The RBI’s Approach: Stability Without Defensiveness
The Reserve Bank of India has once again demonstrated its long-standing philosophy — intervene only to prevent disorder, never to defend symbolic levels. Last week’s forex-reserve data showed a modest decline, indicating that the RBI allowed market forces to operate while offering liquidity only where necessary.
The rupee’s move past ₹90 is entirely consistent with this strategy. India has consciously avoided the pitfalls of rigid currency management. A controlled, fundamentals-driven depreciation is far more sustainable than artificial defence.

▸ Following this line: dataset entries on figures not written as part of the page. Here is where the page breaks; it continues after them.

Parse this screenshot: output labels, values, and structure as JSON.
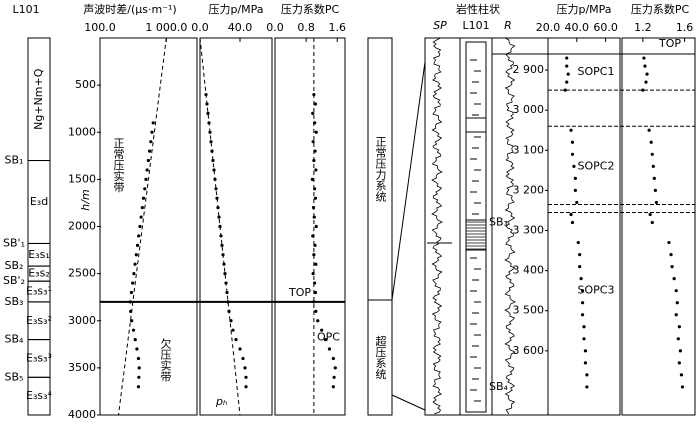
{
  "left": {
    "strat": {
      "title": "L101",
      "units": [
        {
          "label": "Ng+Nm+Q",
          "depth": [
            0,
            1300
          ]
        },
        {
          "label": "E₃d",
          "depth": [
            1300,
            2180
          ]
        },
        {
          "label": "E₃s₁",
          "depth": [
            2180,
            2420
          ]
        },
        {
          "label": "E₃s₂",
          "depth": [
            2420,
            2580
          ]
        },
        {
          "label": "E₃s₃¹",
          "depth": [
            2580,
            2800
          ]
        },
        {
          "label": "E₃s₃²",
          "depth": [
            2800,
            3200
          ]
        },
        {
          "label": "E₃s₃³",
          "depth": [
            3200,
            3600
          ]
        },
        {
          "label": "E₃s₃⁴",
          "depth": [
            3600,
            4000
          ]
        }
      ],
      "boundaries": [
        {
          "label": "SB₁",
          "depth": 1300
        },
        {
          "label": "SB'₁",
          "depth": 2180
        },
        {
          "label": "SB₂",
          "depth": 2420
        },
        {
          "label": "SB'₂",
          "depth": 2580
        },
        {
          "label": "SB₃",
          "depth": 2800
        },
        {
          "label": "SB₄",
          "depth": 3200
        },
        {
          "label": "SB₅",
          "depth": 3600
        }
      ]
    },
    "depth_axis": {
      "label": "h/m",
      "ylim": [
        0,
        4000
      ],
      "yticks": [
        500,
        1000,
        1500,
        2000,
        2500,
        3000,
        3500,
        4000
      ]
    },
    "top": {
      "label": "TOP",
      "depth": 2800
    },
    "sonic": {
      "title": "声波时差/(μs·m⁻¹)",
      "log": true,
      "xlim": [
        100,
        2900
      ],
      "xticks": [
        {
          "value": 100,
          "label": "100.0"
        },
        {
          "value": 1000,
          "label": "1 000.0"
        }
      ],
      "trend": {
        "depth": [
          0,
          4000
        ],
        "values": [
          1000,
          190
        ]
      },
      "annotations": [
        "正常压实带",
        "欠压实带"
      ],
      "depth": [
        900,
        1000,
        1100,
        1200,
        1300,
        1400,
        1500,
        1600,
        1700,
        1800,
        1900,
        2000,
        2100,
        2200,
        2300,
        2400,
        2500,
        2600,
        2700,
        2800,
        2900,
        3000,
        3100,
        3200,
        3300,
        3400,
        3500,
        3600,
        3700
      ],
      "values": [
        634,
        608,
        583,
        559,
        536,
        514,
        493,
        473,
        453,
        435,
        417,
        400,
        383,
        368,
        353,
        338,
        324,
        311,
        298,
        286,
        290,
        300,
        320,
        340,
        360,
        380,
        390,
        385,
        380
      ]
    },
    "pressure": {
      "title": "压力p/MPa",
      "xlim": [
        0,
        72
      ],
      "xticks": [
        {
          "value": 0,
          "label": "0.0"
        },
        {
          "value": 40,
          "label": "40.0"
        }
      ],
      "trend": {
        "label": "pₕ",
        "depth": [
          0,
          4000
        ],
        "values": [
          0,
          40
        ]
      },
      "depth": [
        600,
        700,
        800,
        900,
        1000,
        1100,
        1200,
        1300,
        1400,
        1500,
        1600,
        1700,
        1800,
        1900,
        2000,
        2100,
        2200,
        2300,
        2400,
        2500,
        2600,
        2700,
        2800,
        2900,
        3000,
        3100,
        3200,
        3300,
        3400,
        3500,
        3600,
        3700
      ],
      "values": [
        6,
        7,
        8,
        9,
        10,
        11,
        12,
        13,
        14,
        15,
        16,
        17,
        18,
        19,
        20,
        21,
        22,
        23,
        24,
        25,
        26,
        27,
        28,
        29,
        31,
        33,
        36,
        40,
        43,
        45,
        46,
        46
      ]
    },
    "pc": {
      "title": "压力系数PC",
      "xlim": [
        0,
        1.8
      ],
      "xticks": [
        {
          "value": 0,
          "label": "0.0"
        },
        {
          "value": 0.8,
          "label": "0.8"
        },
        {
          "value": 1.6,
          "label": "1.6"
        }
      ],
      "reference": 1.0,
      "annotation": "OPC",
      "depth": [
        600,
        700,
        800,
        900,
        1000,
        1100,
        1200,
        1300,
        1400,
        1500,
        1600,
        1700,
        1800,
        1900,
        2000,
        2100,
        2200,
        2300,
        2400,
        2500,
        2600,
        2700,
        2800,
        2900,
        3000,
        3100,
        3200,
        3300,
        3400,
        3500,
        3600,
        3700
      ],
      "values": [
        1.0,
        1.04,
        0.97,
        1.02,
        1.06,
        0.98,
        1.03,
        1.0,
        1.05,
        0.96,
        1.02,
        1.04,
        0.99,
        1.01,
        1.06,
        0.97,
        1.03,
        1.0,
        1.05,
        0.98,
        1.02,
        1.04,
        1.0,
        1.05,
        1.1,
        1.2,
        1.3,
        1.4,
        1.5,
        1.55,
        1.52,
        1.5
      ]
    }
  },
  "right": {
    "systems": [
      "正常压力系统",
      "超压系统"
    ],
    "sp_label": "SP",
    "litho_title": "岩性柱状",
    "litho_well": "L101",
    "r_label": "R",
    "depth_axis": {
      "ylim": [
        2820,
        3760
      ],
      "yticks": [
        {
          "value": 2900,
          "label": "2 900"
        },
        {
          "value": 3000,
          "label": "3 000"
        },
        {
          "value": 3100,
          "label": "3 100"
        },
        {
          "value": 3200,
          "label": "3 200"
        },
        {
          "value": 3300,
          "label": "3 300"
        },
        {
          "value": 3400,
          "label": "3 400"
        },
        {
          "value": 3500,
          "label": "3 500"
        },
        {
          "value": 3600,
          "label": "3 600"
        }
      ]
    },
    "sb": [
      {
        "label": "SB₃",
        "depth": 3280
      },
      {
        "label": "SB₄",
        "depth": 3690
      }
    ],
    "top": {
      "label": "TOP",
      "depth": 2860
    },
    "boundaries": [
      2950,
      3040,
      3235,
      3255
    ],
    "zones": [
      {
        "label": "SOPC1",
        "depth": 2905
      },
      {
        "label": "SOPC2",
        "depth": 3140
      },
      {
        "label": "SOPC3",
        "depth": 3450
      }
    ],
    "depth": [
      2870,
      2890,
      2910,
      2930,
      2950,
      3050,
      3080,
      3110,
      3140,
      3170,
      3200,
      3230,
      3260,
      3280,
      3330,
      3360,
      3390,
      3420,
      3450,
      3480,
      3510,
      3540,
      3570,
      3600,
      3630,
      3660,
      3690
    ],
    "pressure": {
      "title": "压力p/MPa",
      "xlim": [
        20,
        70
      ],
      "xticks": [
        {
          "value": 20,
          "label": "20.0"
        },
        {
          "value": 40,
          "label": "40.0"
        },
        {
          "value": 60,
          "label": "60.0"
        }
      ],
      "values": [
        33,
        33,
        34,
        33,
        32,
        36,
        37,
        37,
        38,
        39,
        39,
        40,
        36,
        37,
        41,
        42,
        42,
        43,
        44,
        44,
        44,
        45,
        45,
        46,
        46,
        47,
        47
      ]
    },
    "pc": {
      "title": "压力系数PC",
      "xlim": [
        1.0,
        1.7
      ],
      "xticks": [
        1.2,
        1.6
      ],
      "values": [
        1.21,
        1.22,
        1.24,
        1.23,
        1.2,
        1.26,
        1.28,
        1.29,
        1.3,
        1.31,
        1.32,
        1.33,
        1.27,
        1.29,
        1.45,
        1.47,
        1.48,
        1.5,
        1.52,
        1.53,
        1.52,
        1.55,
        1.54,
        1.56,
        1.55,
        1.57,
        1.58
      ]
    }
  }
}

Gold and the Rupee: A Quiet Feedback Loop
Two developments in the past week deserve attention:
- RBI’s Steady Diversification Continues
The RBI added a small tranche to its gold reserves again this month — part of its long-term diversification strategy. Each such addition requires dollar payment, contributing to incremental demand at the margin. - Domestic Investors Are Buying More Gold Again
With the rupee touching new lows, jewellers reported a spike in retail gold enquiries last week. When households increase gold purchases in times of currency uncertainty, imports rise and the reinforcing loop begins: rupee weakness → gold buying → dollar demand → further pressure.
Gold remains a secondary driver, but an important amplifier.
Where the Rupee Goes From Here: A Structured Scenario Lens
Predicting a precise number is futile. What matters is understanding the corridor in which the rupee will naturally stabilise.
- Baseline Scenario: Gradual Convergence
If oil remains near current levels and global financial conditions do not worsen, the rupee will hover close to its fundamentals — moving gradually but without disorder. - Positive Scenario: Easing Global Conditions
If US yields soften, risk appetite improves, and emerging-market inflows revive, the rupee could regain some ground. India’s strong reserves, credible inflation targeting, and fiscal predictability would support this. - Risk Scenario: External Shock Spillovers
A geopolitical flare-up, a sudden oil spike, or an unexpected US macro surprise could temporarily push the rupee weaker. These would be overshoot episodes, not permanent shifts. India’s buffers are robust enough to prevent sustained disorder.
The Deeper Message: Strengthening India’s Economic Backbone
The rupee crossing ₹90 is not a warning siren; it is a macroeconomic mirror. It forces us to confront structural vulnerabilities that often remain invisible during periods of calm:
- a persistent import dependence
- inadequate export complexity
- uneven capital inflows
- productivity lags
- the need for stronger high-value manufacturing
- the urgency of deeper financial-sector reforms
The currency is not just a price. It is a story of the nation’s structural capacity.
The rupee’s new reality, therefore, is less about “weakness” and more about clarity — clarity about what India must strengthen to become truly shock-resilient: export competitiveness, supply-chain depth, energy diversification, and policy credibility.
The fall beyond ₹90 is not a fall. It is an inflection point — one that points to the work ahead.